Фанфар, конечно, здесь уже нет — и твои тоже отгремели, — а дети, которые всегда роскошно шумели и тем не менее никогда всерьез мне не мешали, с тех пор, как замерз утиный пруд, стали тихими и милыми (на расстоянии в сто шагов).
Есть просьба: дочь одного богатого — может быть, самого богатого — здешнего крестьянина, чрезвычайно милая девушка лет восемнадцати, хочет три месяца пожить в Праге. Цель: изучение чешского, продолжение занятий на фортепьяно, школа домашнего хозяйства и — по-видимому, главная цель — достижение чего-то более высокого, не поддающегося точному описанию; в здешнем ее положении есть нечто безысходное, ибо вследствие своего состояния и монастырского воспитания она, с одной стороны, не имеет равных себе подруг, а с другой, не знает, где ее настоящее место. В таких обстоятельствах и самая что ни на есть христианская девушка может стать не столь уж непохожей на еврейку. Впрочем, все это я говорю на основании лишь внешнего впечатления, в моих собственных разговорах с ней едва ли было пять десятков слов.
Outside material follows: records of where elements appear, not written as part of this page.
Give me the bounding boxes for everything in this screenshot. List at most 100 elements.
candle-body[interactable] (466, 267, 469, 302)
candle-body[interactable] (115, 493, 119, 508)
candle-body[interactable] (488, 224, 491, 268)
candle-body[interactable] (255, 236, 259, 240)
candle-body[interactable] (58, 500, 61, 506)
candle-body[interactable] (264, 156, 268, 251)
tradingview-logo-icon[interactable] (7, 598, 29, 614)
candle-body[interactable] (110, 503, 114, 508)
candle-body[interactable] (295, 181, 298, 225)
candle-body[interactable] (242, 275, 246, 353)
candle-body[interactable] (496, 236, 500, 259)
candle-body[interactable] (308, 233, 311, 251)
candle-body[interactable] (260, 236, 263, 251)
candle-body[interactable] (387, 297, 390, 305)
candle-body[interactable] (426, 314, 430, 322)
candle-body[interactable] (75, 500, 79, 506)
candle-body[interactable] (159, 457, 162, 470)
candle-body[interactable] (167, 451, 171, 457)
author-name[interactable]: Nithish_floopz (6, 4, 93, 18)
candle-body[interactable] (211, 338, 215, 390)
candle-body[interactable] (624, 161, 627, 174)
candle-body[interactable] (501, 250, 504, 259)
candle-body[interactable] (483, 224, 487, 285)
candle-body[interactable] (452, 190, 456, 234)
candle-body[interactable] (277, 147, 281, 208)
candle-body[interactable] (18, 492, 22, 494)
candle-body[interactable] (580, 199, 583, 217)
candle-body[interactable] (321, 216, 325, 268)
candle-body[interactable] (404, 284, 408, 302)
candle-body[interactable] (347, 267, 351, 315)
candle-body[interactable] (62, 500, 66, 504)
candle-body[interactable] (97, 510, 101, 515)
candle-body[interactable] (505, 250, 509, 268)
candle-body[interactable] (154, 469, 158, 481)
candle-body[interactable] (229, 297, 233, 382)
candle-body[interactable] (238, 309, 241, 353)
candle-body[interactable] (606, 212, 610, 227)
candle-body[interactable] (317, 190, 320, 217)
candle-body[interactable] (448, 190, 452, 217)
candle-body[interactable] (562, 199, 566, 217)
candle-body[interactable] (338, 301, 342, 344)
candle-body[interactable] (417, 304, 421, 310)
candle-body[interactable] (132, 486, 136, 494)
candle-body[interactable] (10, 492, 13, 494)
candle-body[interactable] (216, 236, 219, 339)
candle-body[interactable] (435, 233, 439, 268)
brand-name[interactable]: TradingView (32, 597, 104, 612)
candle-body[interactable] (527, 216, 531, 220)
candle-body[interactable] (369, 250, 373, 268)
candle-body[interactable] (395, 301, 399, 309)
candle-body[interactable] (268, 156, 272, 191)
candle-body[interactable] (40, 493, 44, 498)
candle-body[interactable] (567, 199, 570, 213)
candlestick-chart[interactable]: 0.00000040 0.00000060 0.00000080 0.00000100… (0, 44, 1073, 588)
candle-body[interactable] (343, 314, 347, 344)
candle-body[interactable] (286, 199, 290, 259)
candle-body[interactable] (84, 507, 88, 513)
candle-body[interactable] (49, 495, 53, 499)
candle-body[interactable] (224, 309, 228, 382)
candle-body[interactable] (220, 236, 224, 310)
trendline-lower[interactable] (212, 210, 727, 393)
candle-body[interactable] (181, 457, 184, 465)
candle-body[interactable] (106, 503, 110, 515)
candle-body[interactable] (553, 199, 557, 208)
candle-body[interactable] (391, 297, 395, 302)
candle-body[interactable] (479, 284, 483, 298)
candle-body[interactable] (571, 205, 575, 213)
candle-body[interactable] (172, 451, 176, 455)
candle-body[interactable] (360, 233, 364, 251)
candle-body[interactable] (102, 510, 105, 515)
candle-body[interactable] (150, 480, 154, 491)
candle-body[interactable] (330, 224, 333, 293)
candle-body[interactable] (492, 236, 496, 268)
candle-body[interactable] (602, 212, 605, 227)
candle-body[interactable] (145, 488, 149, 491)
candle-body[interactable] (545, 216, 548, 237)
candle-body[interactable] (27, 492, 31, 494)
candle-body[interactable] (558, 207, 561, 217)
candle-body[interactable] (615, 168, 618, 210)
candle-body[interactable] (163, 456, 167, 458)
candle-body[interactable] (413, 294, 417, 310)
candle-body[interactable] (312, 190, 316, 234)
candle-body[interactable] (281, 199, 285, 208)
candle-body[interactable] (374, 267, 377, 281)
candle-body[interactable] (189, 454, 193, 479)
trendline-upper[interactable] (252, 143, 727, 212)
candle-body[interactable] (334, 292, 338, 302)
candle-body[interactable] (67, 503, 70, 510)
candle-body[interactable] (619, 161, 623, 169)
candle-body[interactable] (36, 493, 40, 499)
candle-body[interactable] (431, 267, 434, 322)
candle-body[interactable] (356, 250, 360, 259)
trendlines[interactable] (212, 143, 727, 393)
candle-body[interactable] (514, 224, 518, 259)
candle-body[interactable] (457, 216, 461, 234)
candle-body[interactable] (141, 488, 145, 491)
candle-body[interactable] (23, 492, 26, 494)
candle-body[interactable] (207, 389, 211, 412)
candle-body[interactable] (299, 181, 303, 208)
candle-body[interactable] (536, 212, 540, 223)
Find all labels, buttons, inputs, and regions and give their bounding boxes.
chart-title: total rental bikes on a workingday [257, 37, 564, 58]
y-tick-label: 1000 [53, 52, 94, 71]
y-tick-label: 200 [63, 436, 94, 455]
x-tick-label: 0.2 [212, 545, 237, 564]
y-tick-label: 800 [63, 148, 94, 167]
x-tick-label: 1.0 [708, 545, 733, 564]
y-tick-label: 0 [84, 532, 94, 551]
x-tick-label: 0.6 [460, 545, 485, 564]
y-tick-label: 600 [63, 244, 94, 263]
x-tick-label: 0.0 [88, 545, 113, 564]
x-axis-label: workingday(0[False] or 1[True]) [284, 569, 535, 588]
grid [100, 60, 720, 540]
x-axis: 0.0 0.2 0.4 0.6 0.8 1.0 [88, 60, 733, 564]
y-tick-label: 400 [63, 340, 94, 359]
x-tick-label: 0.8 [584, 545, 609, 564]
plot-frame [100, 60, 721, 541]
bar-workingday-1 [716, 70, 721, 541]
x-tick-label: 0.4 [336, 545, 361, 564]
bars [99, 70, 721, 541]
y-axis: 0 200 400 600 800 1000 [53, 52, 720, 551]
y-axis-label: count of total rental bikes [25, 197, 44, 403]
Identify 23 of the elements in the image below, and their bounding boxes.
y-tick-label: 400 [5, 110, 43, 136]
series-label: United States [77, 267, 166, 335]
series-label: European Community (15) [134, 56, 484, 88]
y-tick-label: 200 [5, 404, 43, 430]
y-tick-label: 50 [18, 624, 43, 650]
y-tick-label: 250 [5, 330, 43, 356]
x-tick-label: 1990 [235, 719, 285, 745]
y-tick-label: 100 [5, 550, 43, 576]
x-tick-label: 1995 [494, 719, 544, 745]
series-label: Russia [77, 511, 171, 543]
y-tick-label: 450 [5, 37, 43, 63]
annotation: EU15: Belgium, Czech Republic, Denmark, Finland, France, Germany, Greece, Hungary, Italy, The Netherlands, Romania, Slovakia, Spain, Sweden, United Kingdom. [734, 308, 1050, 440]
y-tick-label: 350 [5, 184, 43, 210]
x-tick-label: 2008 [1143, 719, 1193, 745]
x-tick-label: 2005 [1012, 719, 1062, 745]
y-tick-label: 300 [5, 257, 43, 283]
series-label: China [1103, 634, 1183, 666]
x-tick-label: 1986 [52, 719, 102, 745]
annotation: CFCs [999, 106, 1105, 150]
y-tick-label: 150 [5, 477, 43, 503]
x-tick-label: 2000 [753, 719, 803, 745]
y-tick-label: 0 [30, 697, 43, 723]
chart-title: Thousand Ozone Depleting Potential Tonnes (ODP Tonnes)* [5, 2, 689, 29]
Твоего совета в этом деле я прошу потому, что сам не могу его дать, и потому, что ты знаком со многими чехами, которые девушку с состоянием, исключающим голод, может быть, с удовольствием готовы будут принять в семью и к тому же действительно смогут помочь ей в достижении того, чего она хочет. Но совет нужно дать в ближайшее время.
Призыв меня мало заботит, к тому же наверняка что-нибудь излишнее предприняло и мое Общество. Больше
— может быть, не забот, но — поводов для размышлений доставляют мне как раз мои отношения с Обществом; в самое ближайшее время с этим все-таки придется что-то решать. Собственно, если бы все шло так, как предсказывал профессор, я бы уже сидел в конторе.